Il s'agit de vite poser les derniers monuments et terminer les travaux en cours. Les tombes et leurs ornements doivent être prêts pour le 1er novembre. Alors Martial Paul arpente les allées du cimetière Saint-Roch dont il connaît chaque recoin, chaque sépulture.
"Évolution des mentalités"
"Là, c'est un monument qui vient d'être nettoyé. Au départ, la pierre était noire et une fois qu'elle est nettoyée, ça donne ce rendu", dit-il en désignant une tombe immaculée entourée d'autres noircies par le temps. "Aujourd'hui, on accorde moins d'entretien aux sépultures qu'autrefois, c'est indéniable.
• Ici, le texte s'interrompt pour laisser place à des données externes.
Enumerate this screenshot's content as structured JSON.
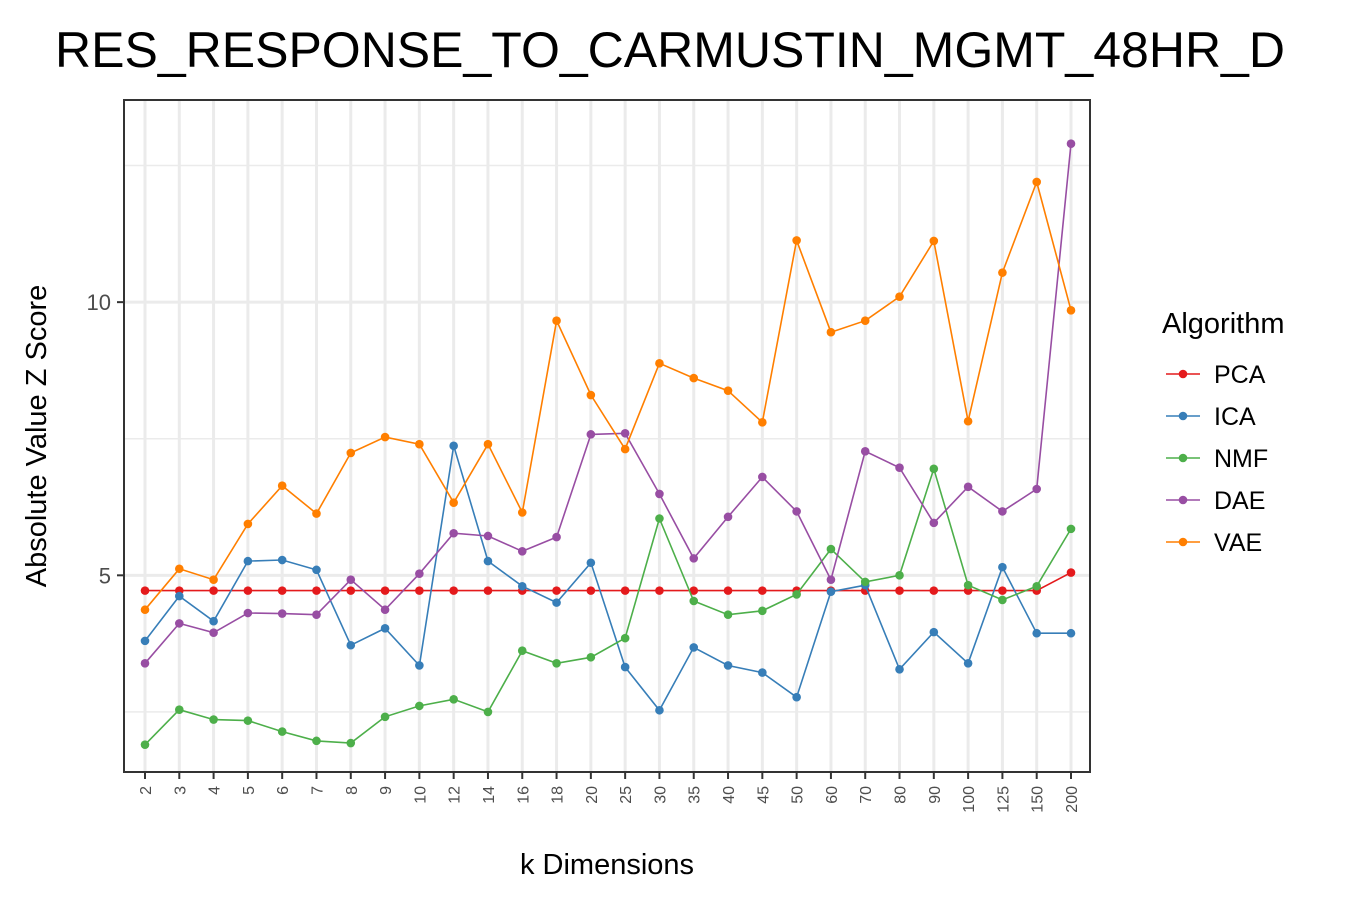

Ce n'est pas qu'on a moins de travail mais les choses sont différentes."
En deux décennies, le marbrier a vu les mœurs changer. La concurrence des crématoriums et la crise financière ont affecté ces professionnels qui se font de plus en plus rares. Leurs pratiques, elles aussi, ont dû évoluer.
"On faisait des monuments plus luxueux autrefois. Maintenant, les gens accordent moins de budget au funéraire. Il y a eu une évolution des mentalités", remarque-t-il. "L'éclatement des familles fait qu'on ne fabrique plus de monuments funéraires familiaux non plus. On fait un monument pour les parents et les enfants ne viennent pas se faire inhumer là où ils ont vécu."
Des souvenirs pas si tristes
La fête de la Toussaint, autrefois largement célébrée, a également perdu de sa résonnance. "Il y a 20 ans, j'avais une équipe de dix personnes et on les faisait tourner en 'deux fois huit'", se souvient Martial Paul qui, à 65 ans, envisage bientôt de tourner la page et de rendre son tablier.
Resteront les souvenirs, ceux qui ne s'oublient pas, comme ces photos de plaques funéraires consignées dans un album : "Enfin je dors...", "Circulez ! Nous ne sommes pas du même monde", "C'est la lutte finale !", "J'peux pas, j'ai poney", "À moi-même", "Pas plus haut que le genou", peut-on y lire.
"On a des gens qui, tout au long de leur vie, ont été des plaisantins, des gens qui ont eu de l'humour et qui l'ont conservé jusqu'au dernier moment", sourit le marbrier en feuilletant son carnet. "C'est un côté humoristique dans notre métier qui fait que ce n'est pas toujours triste."